I’ve tried to estimate this probability before, and there are at least two factors you didn’t take into account:
- Only probable-primes can be chosen by key generation routines for p and q, ideally with the goal that n=p×q must be a semiprime (the product of exactly two primes).
- There is other logic to try to require n to be larger than some minimum value, so that we don’t end up with a much shorter modulus at random. I think the most common interpretation is “a modulus which takes 2048 bits to write out in binary”, which means a number between 2^2048 and 2^2049. I’m not sure whether that’s the exact interpretation used by all key-generation routines, but running
openssl genrsa 2048 | openssl rsa -modulus -noout | cut -d= -f2 | tr -d '\n' | wc -c many times shows that OpenSSL appears to use this interpretation. (the hexadecimal representation of the modulus is always exactly 512 hex digits long, never, say, 511 or 510)

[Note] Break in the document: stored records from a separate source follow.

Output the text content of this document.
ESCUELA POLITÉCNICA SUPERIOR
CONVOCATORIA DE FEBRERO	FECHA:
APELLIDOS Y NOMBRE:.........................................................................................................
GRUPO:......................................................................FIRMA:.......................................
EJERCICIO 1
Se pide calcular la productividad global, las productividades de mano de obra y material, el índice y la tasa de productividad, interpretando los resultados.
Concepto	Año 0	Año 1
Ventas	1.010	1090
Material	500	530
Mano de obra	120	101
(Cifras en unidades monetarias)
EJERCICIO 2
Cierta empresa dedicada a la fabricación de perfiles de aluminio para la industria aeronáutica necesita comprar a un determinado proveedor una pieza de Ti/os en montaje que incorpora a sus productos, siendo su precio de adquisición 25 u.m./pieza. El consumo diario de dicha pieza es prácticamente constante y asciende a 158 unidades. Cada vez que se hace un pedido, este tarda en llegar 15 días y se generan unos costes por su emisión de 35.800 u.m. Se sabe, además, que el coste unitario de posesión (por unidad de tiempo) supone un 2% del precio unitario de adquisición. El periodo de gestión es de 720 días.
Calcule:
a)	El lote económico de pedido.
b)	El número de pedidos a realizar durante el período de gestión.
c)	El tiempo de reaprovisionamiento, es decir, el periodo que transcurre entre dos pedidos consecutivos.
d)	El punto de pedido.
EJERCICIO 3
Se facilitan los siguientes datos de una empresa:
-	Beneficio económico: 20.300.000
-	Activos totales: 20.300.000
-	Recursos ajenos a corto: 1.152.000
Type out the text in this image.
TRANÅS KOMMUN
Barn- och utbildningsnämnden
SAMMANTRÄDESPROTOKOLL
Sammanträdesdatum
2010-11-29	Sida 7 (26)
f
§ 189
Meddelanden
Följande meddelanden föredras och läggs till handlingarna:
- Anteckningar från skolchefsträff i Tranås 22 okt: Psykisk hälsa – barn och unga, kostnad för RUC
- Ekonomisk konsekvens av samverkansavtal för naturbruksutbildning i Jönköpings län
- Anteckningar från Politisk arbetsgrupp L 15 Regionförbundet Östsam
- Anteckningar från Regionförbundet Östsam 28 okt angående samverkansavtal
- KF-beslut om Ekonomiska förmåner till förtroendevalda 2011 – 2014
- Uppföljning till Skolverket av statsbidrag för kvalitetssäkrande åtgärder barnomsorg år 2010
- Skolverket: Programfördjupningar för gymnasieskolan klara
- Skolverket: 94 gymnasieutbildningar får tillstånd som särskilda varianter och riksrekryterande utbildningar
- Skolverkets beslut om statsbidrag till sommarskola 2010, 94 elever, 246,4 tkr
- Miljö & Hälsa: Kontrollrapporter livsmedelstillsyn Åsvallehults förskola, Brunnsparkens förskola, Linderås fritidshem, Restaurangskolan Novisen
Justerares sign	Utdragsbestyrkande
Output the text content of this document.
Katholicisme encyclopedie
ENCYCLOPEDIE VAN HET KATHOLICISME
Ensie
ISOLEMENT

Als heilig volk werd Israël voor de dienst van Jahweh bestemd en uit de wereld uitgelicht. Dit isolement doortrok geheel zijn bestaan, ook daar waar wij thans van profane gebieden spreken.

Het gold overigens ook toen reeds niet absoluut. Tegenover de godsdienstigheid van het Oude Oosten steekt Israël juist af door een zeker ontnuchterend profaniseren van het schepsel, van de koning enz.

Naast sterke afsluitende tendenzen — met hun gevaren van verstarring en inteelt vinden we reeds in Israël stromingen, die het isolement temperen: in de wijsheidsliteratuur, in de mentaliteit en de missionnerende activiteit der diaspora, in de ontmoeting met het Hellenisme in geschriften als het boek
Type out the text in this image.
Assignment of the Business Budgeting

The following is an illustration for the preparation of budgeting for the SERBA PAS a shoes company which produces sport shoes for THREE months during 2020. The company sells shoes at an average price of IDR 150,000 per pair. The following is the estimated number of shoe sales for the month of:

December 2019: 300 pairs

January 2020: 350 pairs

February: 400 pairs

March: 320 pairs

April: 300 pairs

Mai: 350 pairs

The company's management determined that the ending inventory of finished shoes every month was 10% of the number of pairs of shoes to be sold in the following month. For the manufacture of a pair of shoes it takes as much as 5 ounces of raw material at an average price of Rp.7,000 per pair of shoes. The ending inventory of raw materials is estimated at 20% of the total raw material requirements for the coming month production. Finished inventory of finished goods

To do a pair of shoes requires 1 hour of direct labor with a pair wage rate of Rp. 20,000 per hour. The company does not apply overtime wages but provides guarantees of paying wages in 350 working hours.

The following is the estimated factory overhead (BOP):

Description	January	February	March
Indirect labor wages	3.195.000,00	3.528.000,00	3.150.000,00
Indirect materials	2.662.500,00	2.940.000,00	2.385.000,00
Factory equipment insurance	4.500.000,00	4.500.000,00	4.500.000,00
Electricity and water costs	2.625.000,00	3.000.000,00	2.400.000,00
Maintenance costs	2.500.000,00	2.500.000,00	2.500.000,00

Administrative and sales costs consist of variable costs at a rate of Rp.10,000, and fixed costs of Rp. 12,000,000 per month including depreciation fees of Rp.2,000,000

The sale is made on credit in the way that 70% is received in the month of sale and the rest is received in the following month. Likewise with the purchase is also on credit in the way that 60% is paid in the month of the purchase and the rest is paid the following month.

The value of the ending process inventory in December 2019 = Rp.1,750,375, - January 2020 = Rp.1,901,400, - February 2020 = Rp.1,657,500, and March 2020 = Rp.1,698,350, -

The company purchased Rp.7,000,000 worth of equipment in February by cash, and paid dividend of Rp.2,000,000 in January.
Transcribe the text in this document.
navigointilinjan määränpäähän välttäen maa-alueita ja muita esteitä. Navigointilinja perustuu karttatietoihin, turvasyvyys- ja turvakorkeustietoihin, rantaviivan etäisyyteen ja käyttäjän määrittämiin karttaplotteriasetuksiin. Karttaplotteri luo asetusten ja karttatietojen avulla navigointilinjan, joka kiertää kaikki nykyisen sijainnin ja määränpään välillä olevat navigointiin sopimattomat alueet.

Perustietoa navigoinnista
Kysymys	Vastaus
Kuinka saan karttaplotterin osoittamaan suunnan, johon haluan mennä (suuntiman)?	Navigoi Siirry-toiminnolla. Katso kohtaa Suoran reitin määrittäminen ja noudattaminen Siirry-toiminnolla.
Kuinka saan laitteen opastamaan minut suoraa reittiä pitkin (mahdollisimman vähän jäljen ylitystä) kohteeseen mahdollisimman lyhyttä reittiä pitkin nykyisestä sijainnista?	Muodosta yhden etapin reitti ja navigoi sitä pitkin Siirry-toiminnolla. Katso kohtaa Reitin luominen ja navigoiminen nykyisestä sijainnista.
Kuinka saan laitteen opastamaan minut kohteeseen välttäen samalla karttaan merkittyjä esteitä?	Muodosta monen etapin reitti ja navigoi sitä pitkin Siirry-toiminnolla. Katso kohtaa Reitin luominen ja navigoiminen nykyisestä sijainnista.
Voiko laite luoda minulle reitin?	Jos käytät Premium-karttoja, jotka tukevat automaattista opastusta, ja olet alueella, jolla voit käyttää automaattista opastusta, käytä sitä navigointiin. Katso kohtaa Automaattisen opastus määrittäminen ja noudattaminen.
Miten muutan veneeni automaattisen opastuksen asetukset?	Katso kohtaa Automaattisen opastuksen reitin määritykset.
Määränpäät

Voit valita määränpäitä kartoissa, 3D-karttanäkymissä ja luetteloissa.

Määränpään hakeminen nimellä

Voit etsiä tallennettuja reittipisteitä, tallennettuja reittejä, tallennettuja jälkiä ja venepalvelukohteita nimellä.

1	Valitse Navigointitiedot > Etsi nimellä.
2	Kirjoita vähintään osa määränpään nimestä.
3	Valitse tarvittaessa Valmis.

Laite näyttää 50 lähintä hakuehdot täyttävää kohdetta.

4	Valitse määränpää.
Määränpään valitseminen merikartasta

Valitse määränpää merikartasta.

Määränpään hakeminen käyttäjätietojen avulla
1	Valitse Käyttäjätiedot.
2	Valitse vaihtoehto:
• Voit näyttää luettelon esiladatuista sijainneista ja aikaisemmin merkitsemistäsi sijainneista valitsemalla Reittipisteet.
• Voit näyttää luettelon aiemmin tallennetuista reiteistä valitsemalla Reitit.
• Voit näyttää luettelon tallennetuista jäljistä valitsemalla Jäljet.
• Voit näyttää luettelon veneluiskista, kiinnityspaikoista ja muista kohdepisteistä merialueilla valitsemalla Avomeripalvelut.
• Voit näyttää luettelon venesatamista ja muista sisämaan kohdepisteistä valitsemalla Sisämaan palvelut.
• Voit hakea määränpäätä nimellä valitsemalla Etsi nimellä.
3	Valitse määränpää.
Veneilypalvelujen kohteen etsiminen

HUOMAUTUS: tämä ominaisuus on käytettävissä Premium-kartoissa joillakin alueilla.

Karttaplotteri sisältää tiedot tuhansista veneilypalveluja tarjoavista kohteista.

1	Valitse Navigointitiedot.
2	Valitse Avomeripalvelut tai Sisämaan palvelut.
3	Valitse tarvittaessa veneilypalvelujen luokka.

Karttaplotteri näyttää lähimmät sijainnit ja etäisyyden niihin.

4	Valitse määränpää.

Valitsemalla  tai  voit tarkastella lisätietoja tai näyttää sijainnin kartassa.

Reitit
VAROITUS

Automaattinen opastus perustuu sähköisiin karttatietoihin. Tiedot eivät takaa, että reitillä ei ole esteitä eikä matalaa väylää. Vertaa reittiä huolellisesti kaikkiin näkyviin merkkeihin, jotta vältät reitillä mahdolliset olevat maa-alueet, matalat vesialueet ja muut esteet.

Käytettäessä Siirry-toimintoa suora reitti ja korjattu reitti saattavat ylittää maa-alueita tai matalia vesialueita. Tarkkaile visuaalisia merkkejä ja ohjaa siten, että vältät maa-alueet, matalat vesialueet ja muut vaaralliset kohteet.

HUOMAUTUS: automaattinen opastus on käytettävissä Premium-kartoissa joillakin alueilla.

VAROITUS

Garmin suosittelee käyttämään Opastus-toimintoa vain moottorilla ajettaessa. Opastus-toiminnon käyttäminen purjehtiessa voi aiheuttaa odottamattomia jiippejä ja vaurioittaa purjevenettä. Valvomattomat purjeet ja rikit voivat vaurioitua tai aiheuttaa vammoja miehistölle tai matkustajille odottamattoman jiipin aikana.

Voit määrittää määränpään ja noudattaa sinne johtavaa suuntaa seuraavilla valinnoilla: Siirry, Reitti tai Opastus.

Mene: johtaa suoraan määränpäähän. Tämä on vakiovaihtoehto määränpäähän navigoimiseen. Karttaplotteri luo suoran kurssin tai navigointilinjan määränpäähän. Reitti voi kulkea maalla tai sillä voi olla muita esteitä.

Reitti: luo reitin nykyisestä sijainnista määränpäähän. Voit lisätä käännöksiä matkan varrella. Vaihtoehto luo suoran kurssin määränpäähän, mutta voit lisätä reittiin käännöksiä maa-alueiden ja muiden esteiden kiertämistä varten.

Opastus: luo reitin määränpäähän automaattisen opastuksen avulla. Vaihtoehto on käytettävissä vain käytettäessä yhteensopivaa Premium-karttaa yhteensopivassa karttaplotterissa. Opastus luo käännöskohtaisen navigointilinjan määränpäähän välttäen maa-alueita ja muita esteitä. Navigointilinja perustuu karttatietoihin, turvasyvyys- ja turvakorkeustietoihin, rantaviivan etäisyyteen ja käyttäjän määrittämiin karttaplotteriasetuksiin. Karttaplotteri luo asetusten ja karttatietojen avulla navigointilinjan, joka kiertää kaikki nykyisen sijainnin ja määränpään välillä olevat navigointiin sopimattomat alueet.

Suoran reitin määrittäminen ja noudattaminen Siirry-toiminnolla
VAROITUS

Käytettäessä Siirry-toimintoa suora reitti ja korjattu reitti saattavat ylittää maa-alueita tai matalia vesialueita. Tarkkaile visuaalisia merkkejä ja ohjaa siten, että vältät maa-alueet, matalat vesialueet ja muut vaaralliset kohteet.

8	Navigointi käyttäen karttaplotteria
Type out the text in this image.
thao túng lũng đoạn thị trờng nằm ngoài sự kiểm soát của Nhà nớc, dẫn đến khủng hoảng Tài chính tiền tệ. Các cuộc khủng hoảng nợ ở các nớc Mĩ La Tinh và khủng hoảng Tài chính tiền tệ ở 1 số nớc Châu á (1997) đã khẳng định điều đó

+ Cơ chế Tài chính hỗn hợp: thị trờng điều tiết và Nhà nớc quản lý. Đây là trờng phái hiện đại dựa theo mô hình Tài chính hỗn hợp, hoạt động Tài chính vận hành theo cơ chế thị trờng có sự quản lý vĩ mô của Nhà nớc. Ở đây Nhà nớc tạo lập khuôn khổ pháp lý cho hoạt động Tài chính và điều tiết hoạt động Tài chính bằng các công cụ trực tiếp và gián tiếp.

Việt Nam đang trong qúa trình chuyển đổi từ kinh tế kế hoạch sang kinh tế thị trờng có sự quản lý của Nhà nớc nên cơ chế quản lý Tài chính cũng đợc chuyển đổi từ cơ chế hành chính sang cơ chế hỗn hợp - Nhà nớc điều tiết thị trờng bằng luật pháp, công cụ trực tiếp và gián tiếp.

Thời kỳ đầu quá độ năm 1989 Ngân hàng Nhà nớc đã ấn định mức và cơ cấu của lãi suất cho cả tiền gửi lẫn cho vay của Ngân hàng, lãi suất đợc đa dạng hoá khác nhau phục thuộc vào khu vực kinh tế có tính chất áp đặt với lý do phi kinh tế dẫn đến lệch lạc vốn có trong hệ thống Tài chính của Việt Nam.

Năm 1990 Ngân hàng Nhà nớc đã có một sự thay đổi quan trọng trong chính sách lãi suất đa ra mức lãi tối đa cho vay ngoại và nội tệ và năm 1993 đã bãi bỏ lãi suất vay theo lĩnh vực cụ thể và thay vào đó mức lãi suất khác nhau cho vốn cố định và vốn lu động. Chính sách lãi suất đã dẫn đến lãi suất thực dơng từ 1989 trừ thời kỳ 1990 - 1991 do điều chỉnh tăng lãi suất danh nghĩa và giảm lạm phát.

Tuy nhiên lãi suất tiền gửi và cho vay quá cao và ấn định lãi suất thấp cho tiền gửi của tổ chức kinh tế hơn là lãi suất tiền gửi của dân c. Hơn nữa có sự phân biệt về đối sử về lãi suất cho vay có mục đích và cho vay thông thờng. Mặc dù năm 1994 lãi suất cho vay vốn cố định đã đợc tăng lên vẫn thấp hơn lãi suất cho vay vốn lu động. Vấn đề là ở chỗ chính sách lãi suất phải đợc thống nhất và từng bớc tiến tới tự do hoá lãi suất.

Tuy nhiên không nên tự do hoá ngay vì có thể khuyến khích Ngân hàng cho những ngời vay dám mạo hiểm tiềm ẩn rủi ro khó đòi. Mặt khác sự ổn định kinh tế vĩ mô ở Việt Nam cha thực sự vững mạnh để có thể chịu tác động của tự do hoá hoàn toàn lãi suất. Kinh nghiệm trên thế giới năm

So the collision probability should be based on the number of semiprimes between 2^2048 and 2^2049 whose factors are roughly equal in size (potentially excluding some of them because the key generation deliberately or accidentally excludes some primes from being used in a key).
I think this is about the square of the number of primes from 2^1024 to sqrt(2^2049) (which is a bit smaller than 2^1025).
I just chose 1000000 integers at random in this range and 1425 of them were prime. If that sample were typical, that would mean there were roughly 106109615035909173991822291315914873021653897686062968341193540595665511543244825485791419726267136989394312557693091048073884629203739655747091199916336469562459901109366621456544966554847548011018687734419813914851962110837880014622865473073207030444050620634256500741057437943967654418934532734104462573 primes in this range, or around 10^305. The square of that number is around 10^610, which is then an extremely rough estimate for the number of 2048-bit RSA moduli.
The individual collisions according to this estimate are about three million times more likely than your estimate, but that’s not very much at this level of improbability.
Another thing to think about is the birthday paradox, relating to the probability that a collision will ever happen in a particular application of RSA.